Çalışma ne tür tepkiler aldı? Aldığınız geri dönüşler nasıl?
Yaptığımız araştırma daha çıkalı bir hafta olmadan on beş kadar dilde haber oldu, bu da bizim de taşıdığımız heyecanı dünya ile paylaşabildiğimiz anlamına geliyor. Geçtiğimiz yaz Amerikan Diyabet Derneği’nin yıllık kongresinde bir konuşma için davet edilmiştim ve bulgularımız orada da heyecan yaratmış, pek çok soru almıştım. Makale yayımlanır yayımlanmaz da ekim ayında Fransa’da yapılacak Avrupa Endokrinoloji Derneği’nin her yıl geleneksel olarak düzenlediği çok önemli bir sempozyuma, sempozyumun ana konuşmacısı olarak davet edildim, bu da alanımızda çalışan bilim insanlarının da konuya ilgisini gösteriyor.
Son olarak, diyabet alanında doğru bilinen yanlışlara değinmek ister misiniz?

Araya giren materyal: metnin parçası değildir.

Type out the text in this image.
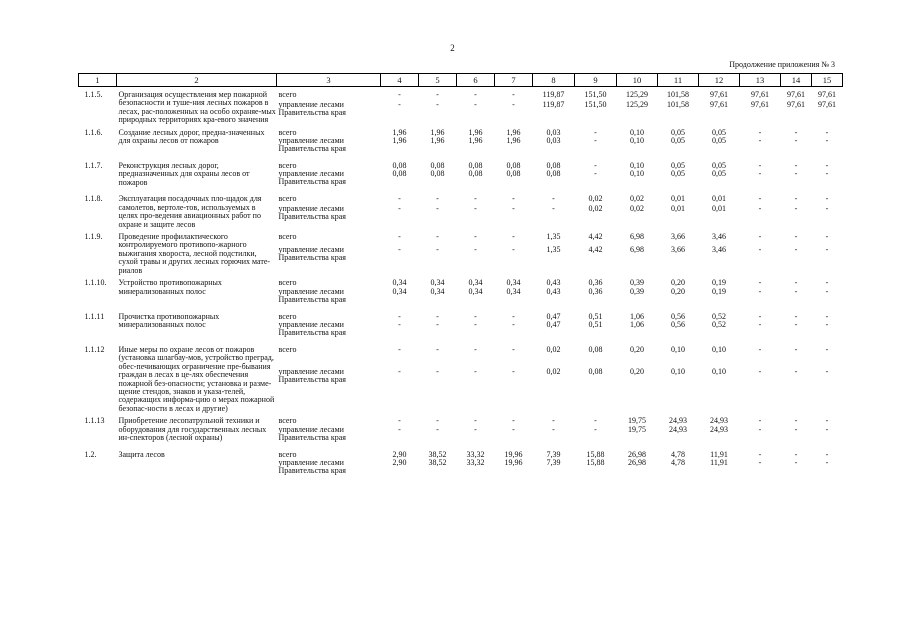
2
Продолжение приложения № 3
1	2	3	4	5	6	7	8	9	10	11	12	13	14	15
1.1.5.	Организация осуществления мер пожарной безопасности и туше-ния лесных пожаров в лесах, рас-положенных на особо охраняе-мых природных территориях кра-евого значения	всего	-	-	-	-	119,87	151,50	125,29	101,58	97,61	97,61	97,61	97,61
		управление лесами Правительства края	-	-	-	-	119,87	151,50	125,29	101,58	97,61	97,61	97,61	97,61
1.1.6.	Создание лесных дорог, предна-значенных для охраны лесов от пожаров	всего	1,96	1,96	1,96	1,96	0,03	-	0,10	0,05	0,05	-	-	-
		управление лесами Правительства края	1,96	1,96	1,96	1,96	0,03	-	0,10	0,05	0,05	-	-	-
1.1.7.	Реконструкция лесных дорог, предназначенных для охраны лесов от пожаров	всего	0,08	0,08	0,08	0,08	0,08	-	0,10	0,05	0,05	-	-	-
		управление лесами Правительства края	0,08	0,08	0,08	0,08	0,08	-	0,10	0,05	0,05	-	-	-
1.1.8.	Эксплуатация посадочных пло-щадок для самолетов, вертоле-тов, используемых в целях про-ведения авиационных работ по охране и защите лесов	всего	-	-	-	-	-	0,02	0,02	0,01	0,01	-	-	-
		управление лесами Правительства края	-	-	-	-	-	0,02	0,02	0,01	0,01	-	-	-
1.1.9.	Проведение профилактического контролируемого противопо-жарного выжигания хвороста, лесной подстилки, сухой травы и других лесных горючих мате-риалов	всего	-	-	-	-	1,35	4,42	6,98	3,66	3,46	-	-	-
		управление лесами Правительства края	-	-	-	-	1,35	4,42	6,98	3,66	3,46	-	-	-
1.1.10.	Устройство противопожарных минерализованных полос	всего	0,34	0,34	0,34	0,34	0,43	0,36	0,39	0,20	0,19	-	-	-
		управление лесами Правительства края	0,34	0,34	0,34	0,34	0,43	0,36	0,39	0,20	0,19	-	-	-
1.1.11	Прочистка противопожарных минерализованных полос	всего	-	-	-	-	0,47	0,51	1,06	0,56	0,52	-	-	-
		управление лесами Правительства края	-	-	-	-	0,47	0,51	1,06	0,56	0,52	-	-	-
1.1.12	Иные меры по охране лесов от пожаров (установка шлагбау-мов, устройство преград, обес-печивающих ограничение пре-бывания граждан в лесах в це-лях обеспечения пожарной без-опасности; установка и разме-щение стендов, знаков и указа-телей, содержащих информа-цию о мерах пожарной безопас-ности в лесах и другие)	всего	-	-	-	-	0,02	0,08	0,20	0,10	0,10	-	-	-
		управление лесами Правительства края	-	-	-	-	0,02	0,08	0,20	0,10	0,10	-	-	-
1.1.13	Приобретение лесопатрульной техники и оборудования для государственных лесных ин-спекторов (лесной охраны)	всего	-	-	-	-	-	-	19,75	24,93	24,93	-	-	-
		управление лесами Правительства края	-	-	-	-	-	-	19,75	24,93	24,93	-	-	-
1.2.	Защита лесов	всего	2,90	38,52	33,32	19,96	7,39	15,88	26,98	4,78	11,91	-	-	-
		управление лесами Правительства края	2,90	38,52	33,32	19,96	7,39	15,88	26,98	4,78	11,91	-	-	-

Özellikle internetin de yaygınlaşması ile doğru olmayan tıbbi bilgilere ulaşma riski çok arttı. Bunu örneğin aşı karşıtı saçmasapan kampanyalarda, yayınlarda üzülerek gözlemliyoruz. Dolayısı ile benim sadece diyabet değil, tüm hastalıklara dair naçizane önerim, insanların hekimlerinden aldıkları bilgiler dışında televizyonda gördükleri, gazeteden okudukları, eşten dosttan duydukları hiç bir bilgiye inanmamaları, bunları hekimleri ile mutlaka teyit etmeleri ve hekimlerinin önerilerine uymaları. Belki son olarak şunu ekleyebilirim. Özellikle yetişkinlerde ortaya çıkan Tip 2 diyabet hastalığını çoğu insan genetik bir hastalık olarak biliyor ve bu da kaderci bir anlayışa yol açıyor. Oysa genetik yatkınlıkların da ufak bir katkısı olsa da, insülin direnci ya da diyabet çevresel faktörlerle, özellikle de artan obezite krizi ile doğrudan ilişkili. Obeziteden korunarak, fazla kilolardan kurtularak, bol bol hareket edip, sağlıklı beslenerek diyabetten de, diyabet ve obezite ilişkili kalp damar hastalıklarından da önemli oranda korunmak ya da diyabet hastasıysak bu semptomları kontrol altında tutmak mümkün. Bu konuda yine doktorunuz en iyi önerilerde bulunacaktır.